The American Council for Drug Education (1999) states that “children who resist drug experimentation are generally adept at problem solving and self-help, parents need to ensure that the foundations for these skills are laid down during the preschool years.”

Unit 10

Children are also taught in Unit #10 (“Stress”) that drugs are not an acceptable way to handle stress, and they learn alternative coping mechanisms for dealing with stress. Increasing the social supports and coping skills of youth influence their likelihood of using drugs as a coping device to alleviate stress.

A study by Block and Block indicated that “preschool children who were less resilient, less socially competent and more rebellious were more likely to be drug abusers at age 14 than the other children” (Spooner, 1999, pg. 461).

Units 11-12

In Unit #11 (Healthy Lifestyles/Healthy Eating) and Unit #12 (Healthy Lifestyles/Physical Activity) children learn what foods are healthy and the importance of being active. Children are taught that being the appropriate weight and being able to participate in physical activities with other children reduces stress, both physically and emotionally.

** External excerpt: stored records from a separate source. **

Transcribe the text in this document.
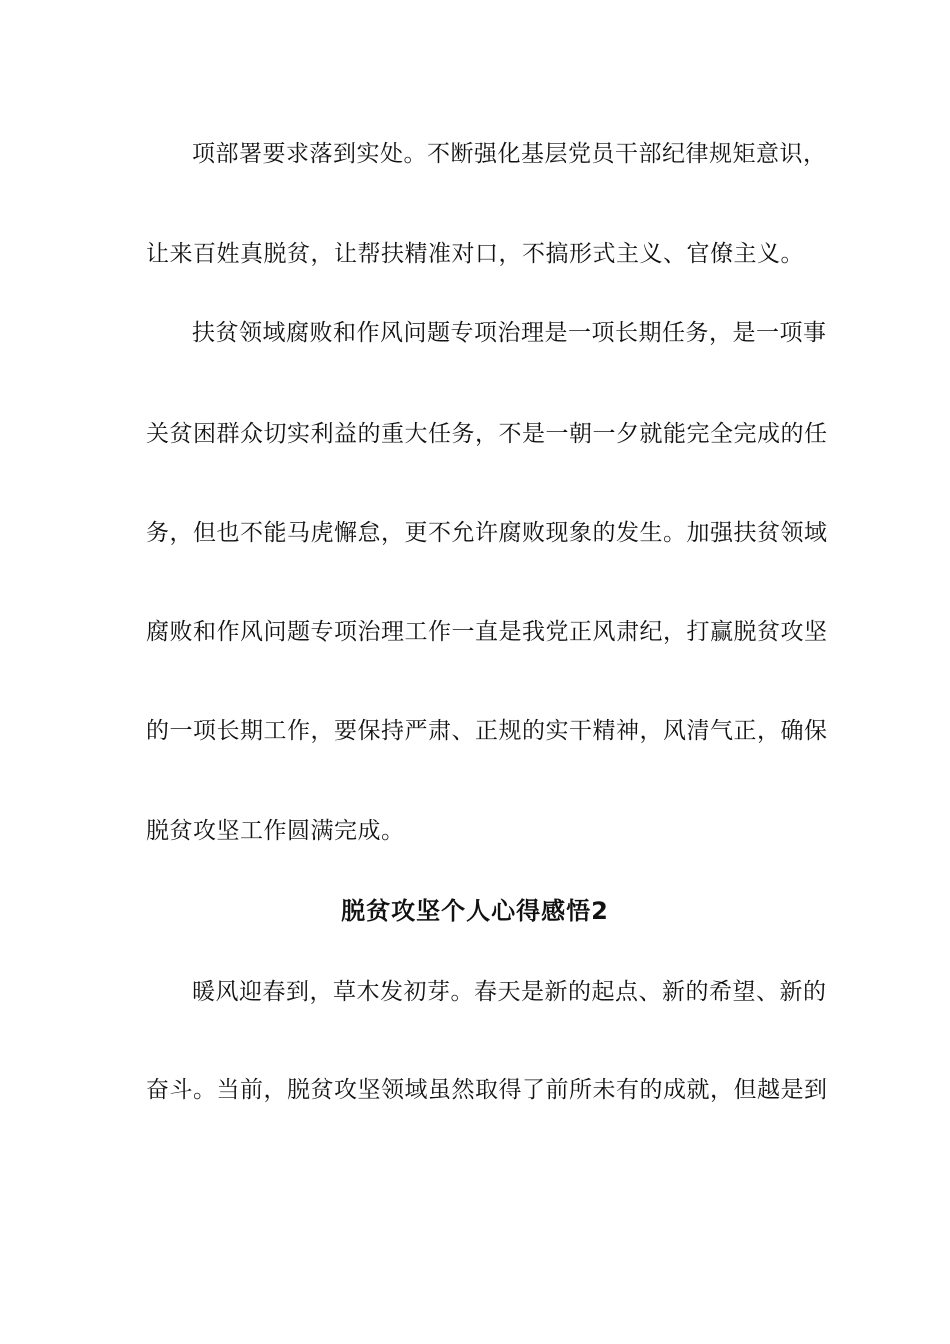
项部署要求落到实处。不断强化基层党员干部纪律规矩意识，
让来百姓真脱贫，让帮扶精准对口，不搞形式主义、官僚主义。
扶贫领域腐败和作风问题专项治理是一项长期任务，是一项事
关贫困群众切实利益的重大任务，不是一朝一夕就能完全完成的任
务，但也不能马虎懈怠，更不允许腐败现象的发生。加强扶贫领域
腐败和作风问题专项治理工作一直是我党正风肃纪，打赢脱贫攻坚
的一项长期工作，要保持严肃、正规的实干精神，风清气正，确保
脱贫攻坚工作圆满完成。
脱贫攻坚个人心得感悟2
暖风迎春到，草木发初芽。春天是新的起点、新的希望、新的
奋斗。当前，脱贫攻坚领域虽然取得了前所未有的成就，但越是到
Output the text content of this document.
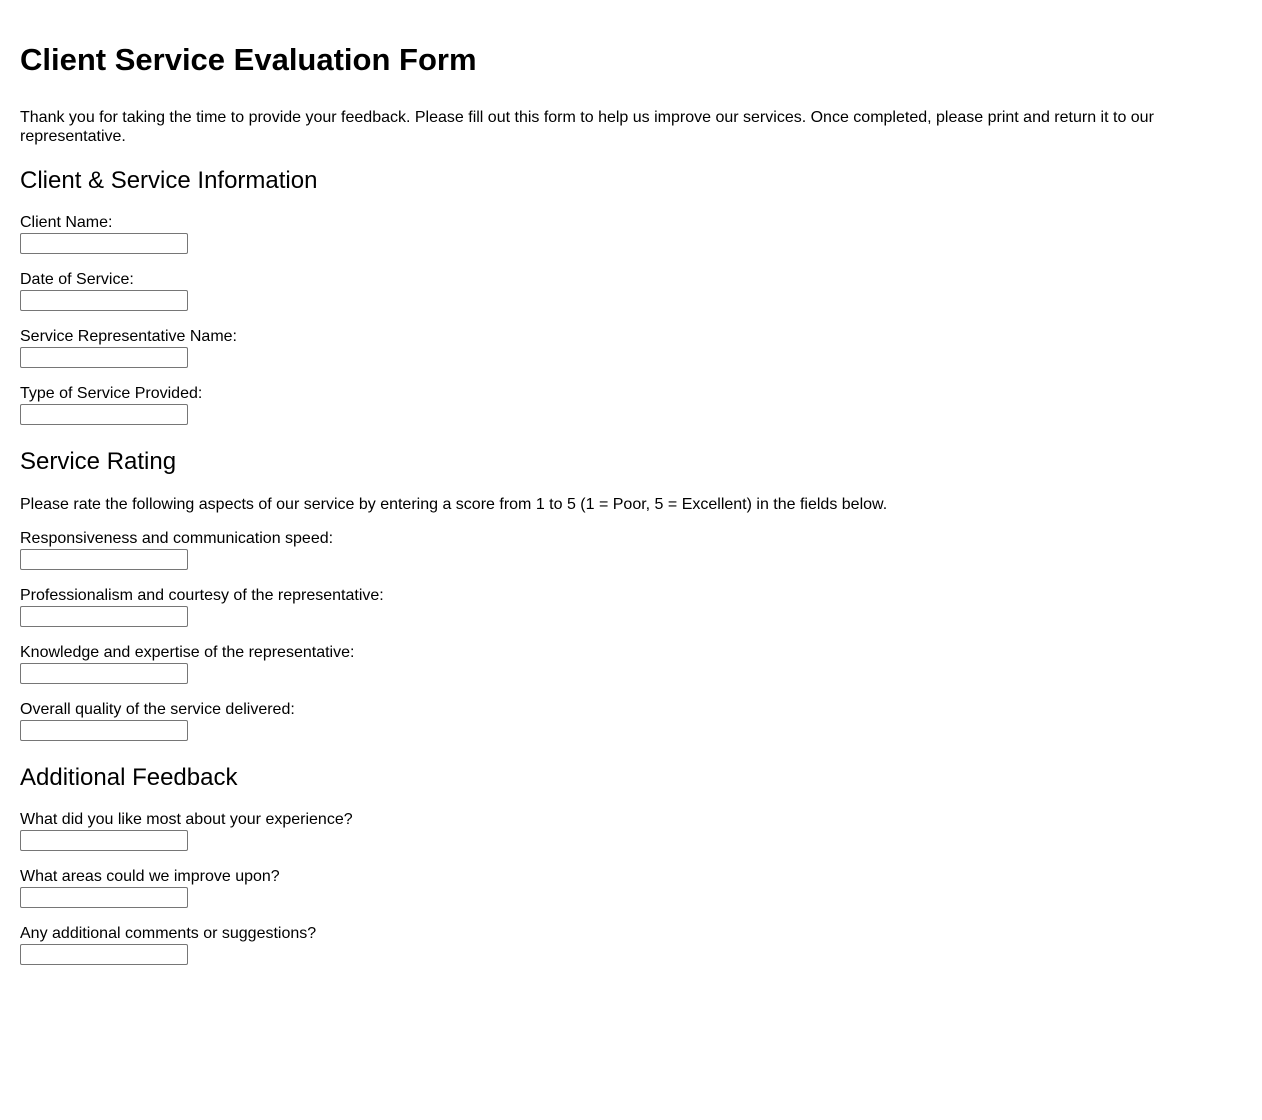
Client Service Evaluation Form

Thank you for taking the time to provide your feedback. Please fill out this form to help us improve our services. Once completed, please print and return it to our representative.

Client & Service Information
Client Name:
Date of Service:
Service Representative Name:
Type of Service Provided:
Service Rating

Please rate the following aspects of our service by entering a score from 1 to 5 (1 = Poor, 5 = Excellent) in the fields below.

Responsiveness and communication speed:
Professionalism and courtesy of the representative:
Knowledge and expertise of the representative:
Overall quality of the service delivered:
Additional Feedback
What did you like most about your experience?
What areas could we improve upon?
Any additional comments or suggestions?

Data from the National Health and Nutrition Examination Survey (NHANES 2003-2004), indicate that 14 percent of two to five year olds and 17 percent of children and adolescents ages 12-19 years in the United States are overweight. The prevalence of overweight children and adolescents has quadrupled and tripled, respectively, in the last 30 years. Only a small percentage of overweight children may attribute their problem to endocrine disorder or other underlying physical problems.

When children are overweight, the 2005 Dietary Guidelines for Americans recommend reducing the rate of weight gain while allowing for growth and development. Overweight children and adolescents are more likely to be overweight or obese as adults.

Decreasing levels of self-esteem in obese children were associated with significantly increased rates of sadness, loneliness, and nervousness compared with obese children whose self-esteem increased or remained unchanged. In addition, obese children with decreasing levels of self-esteem over the 4-year period were more likely to smoke and drink alcohol compared with obese children whose self-esteem increased or remained unchanged. (Richard S. Strauss, MD , ‘Childhood Obesity and Self-Esteem’, PEDIATRICS Vol. 105 No. 1 January 2000, p.15)

The Substance Abuse and Mental Health Services Administration (SAMHSA) ‘Keeping Youth Mentally Healthy and Drug Free — Family Guide’ website advises: “Overweight children have a much greater risk of developing physical and mental health problems than their non-overweight peers. The effects are more than just physical. Overweight youth often face social discrimination, like teasing and exclusion, by their peers. Studies have found that overweight youth are more likely to be diagnosed with mental health disorders, such as depression, than their non-overweight peers.”